176 invocaBiliTé Des accorDs inTernaTionaux

bruylant

le contentieux de la légalité. De sorte qu’elle ne pourra en revanche que décevoir ceux qui, comme l’avocat général Jääskinen, considèrent que, dans une Union de droit constitutionnellement ouverte au droit international (93), le respect de la primauté du droit conventionnel doit être pleinement garanti dans le cadre du contrôle de la légalité des actes de l’Union. Les accords internationaux, dotés ou non de l’effet direct, priment les règles de droit de l’Union européenne de rangs législatif et infra-législatif. Or, la violation par les institutions de l’Union des règles conventionnelles dépourvues d’effet direct reste à l’abri de toute sanction juridictionnelle à la suite des arrêts Stichting Natuur et Vereniging Milieudefensie. Par conséquent, un angle mort demeure dans l’Union de droit, dans la mesure où elle situe certains éléments de la légalité de ces ordres juridiques — les règles convention-nelles dépourvues d’effet direct — hors du champ des actes juridiques dont la violation par les autorités publiques est susceptible d’engendrer un jugement d’invalidité (94). Ainsi naît une nouvelle forme de dualisme. Dans celle-ci, la production d’effets juridiques par les règles internationales dans l’ordre juridique interne n’est plus décidée par l’édiction d’une loi par le Parlement, mais par la dévolution de l’effet direct par le juge. Autrement dit, le rôle attribué aux juges dans un ordre juridique dit moniste apparaît équivalent à celui confié au Parlement dans les États dualistes.

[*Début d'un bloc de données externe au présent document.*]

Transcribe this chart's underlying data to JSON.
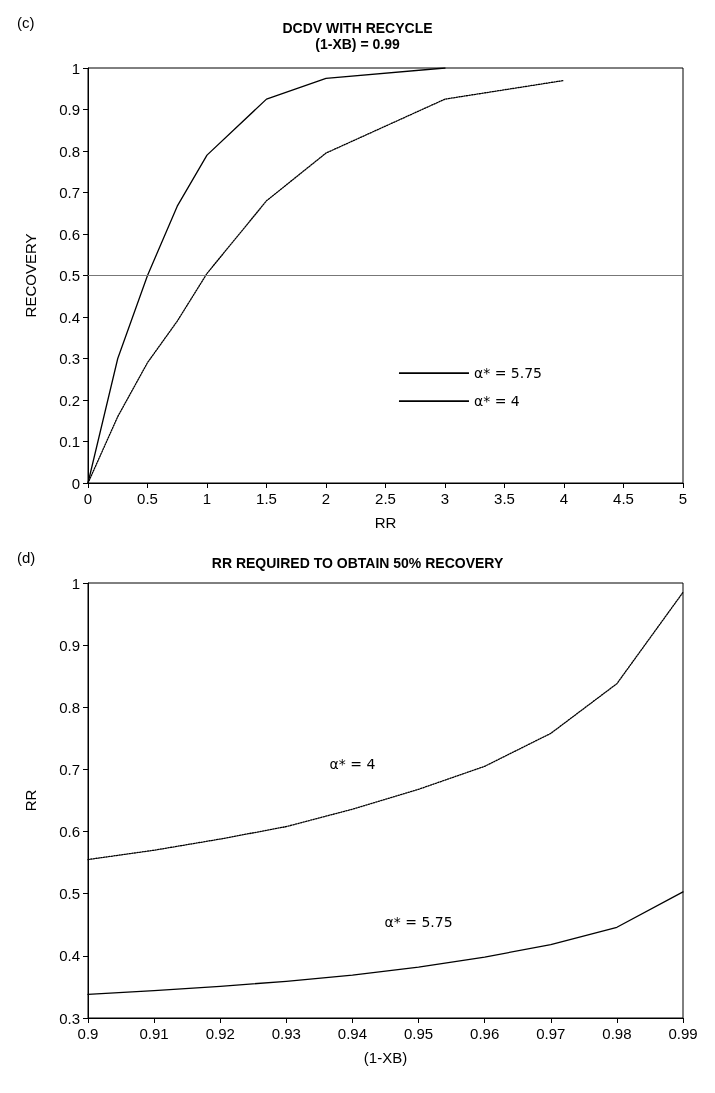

Se pour-rait-il qu’au motif d’empêcher l’émergence d’une forme de gouvernement des juges, dans laquelle l’interprétation juridictionnelle des stipulations conventionnelles imprécises serait susceptible de provoquer l’invalidation de certains actes législatifs et administratifs, la Cour de justice ait pérennisé l’existence d’une autre de ses formes, dans laquelle elle s’attribue le pouvoir de désengager l’Union de ses obligations conventionnelles ?

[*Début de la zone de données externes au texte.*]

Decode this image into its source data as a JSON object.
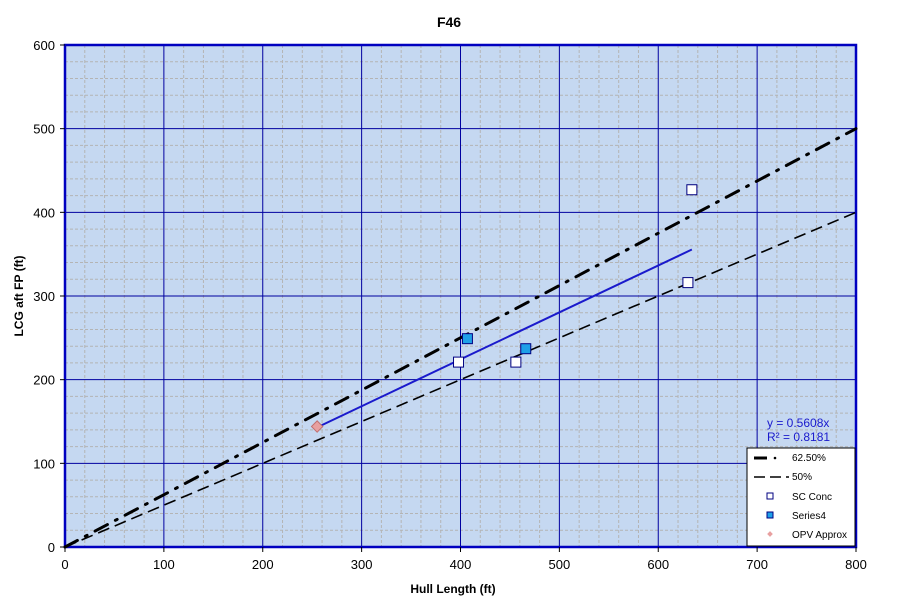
{
  "chart_data": {
    "type": "scatter",
    "title": "F46",
    "xlabel": "Hull Length (ft)",
    "ylabel": "LCG aft FP (ft)",
    "xlim": [
      0,
      800
    ],
    "ylim": [
      0,
      600
    ],
    "xticks": [
      0,
      100,
      200,
      300,
      400,
      500,
      600,
      700,
      800
    ],
    "yticks": [
      0,
      100,
      200,
      300,
      400,
      500,
      600
    ],
    "grid": true,
    "legend_position": "lower right",
    "series": [
      {
        "name": "62.50%",
        "kind": "line",
        "style": "dash-dot",
        "color": "#000000",
        "points": [
          [
            0,
            0
          ],
          [
            800,
            500
          ]
        ]
      },
      {
        "name": "50%",
        "kind": "line",
        "style": "dashed",
        "color": "#000000",
        "points": [
          [
            0,
            0
          ],
          [
            800,
            400
          ]
        ]
      },
      {
        "name": "SC Conc",
        "kind": "marker",
        "marker": "square",
        "color": "#ffffff",
        "edge": "#000080",
        "points": [
          [
            398,
            221
          ],
          [
            456,
            221
          ],
          [
            630,
            316
          ],
          [
            634,
            427
          ]
        ]
      },
      {
        "name": "Series4",
        "kind": "marker",
        "marker": "square",
        "color": "#1ea0e8",
        "edge": "#000080",
        "points": [
          [
            407,
            249
          ],
          [
            466,
            237
          ]
        ]
      },
      {
        "name": "OPV Approx",
        "kind": "marker",
        "marker": "diamond",
        "color": "#e8a0a0",
        "edge": "#c07070",
        "points": [
          [
            255,
            144
          ]
        ]
      }
    ],
    "trendline": {
      "equation": "y = 0.5608x",
      "r2": "R² = 0.8181",
      "slope": 0.5608,
      "x_range": [
        255,
        634
      ],
      "color": "#1a1acc"
    }
  },
  "labels": {
    "title": "F46",
    "xlabel": "Hull Length (ft)",
    "ylabel": "LCG aft FP (ft)",
    "equation": "y = 0.5608x",
    "r2": "R² = 0.8181",
    "legend": [
      "62.50%",
      "50%",
      "SC Conc",
      "Series4",
      "OPV Approx"
    ]
  },
  "colors": {
    "plot_bg": "#c5d8f1",
    "axis": "#0000c0",
    "major_grid": "#0000a0",
    "minor_grid": "#b4b4b4"
  }
}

(93) L’Union européenne a signifié dans sa norme fondamentale son adhésion aux principes de l’État ouvert au droit international. L’offener Staat favorise le développement des normes internationales (premier principe) et la production par le droit international d’effets juridiques dans l’ordre interne (second principe) (voy. R. Wahl, « Der offener Staat und seine Rechtsgrundlagen », Juristische Schulung, décembre 2003, vol. 12, pp. 1145-1151 ; E. laGranGe, « L’efficacité des normes internationales concernant la situa-tion des personnes privées dans les ordres juridiques internes », op. cit., p. 298). L’adhésion de l’Union européenne au premier principe de l’État ouvert est explicite aux termes de l’article 3, paragraphe 5, du Traité sur l’Union européenne (« Dans ses relations avec le reste du monde, l’Union affirme et promeut ses valeurs et ses intérêts et contribue à la protection de ses citoyens. Elle contribue […] au strict respect et au développement du droit international, notamment au respect des principes de la charte des Nations unies »). L’article 216, paragraphe 2, du TFUE promeut quant à lui le respect du second principe (« Les accords conclus par l’Union lient les institutions de l’Union et les États membres »).

(94) L’invalidité est ici entendue lato sensu puisque la violation d’un accord interna-tional n’emporte que l’inapplicabilité de la règle conventionnelle.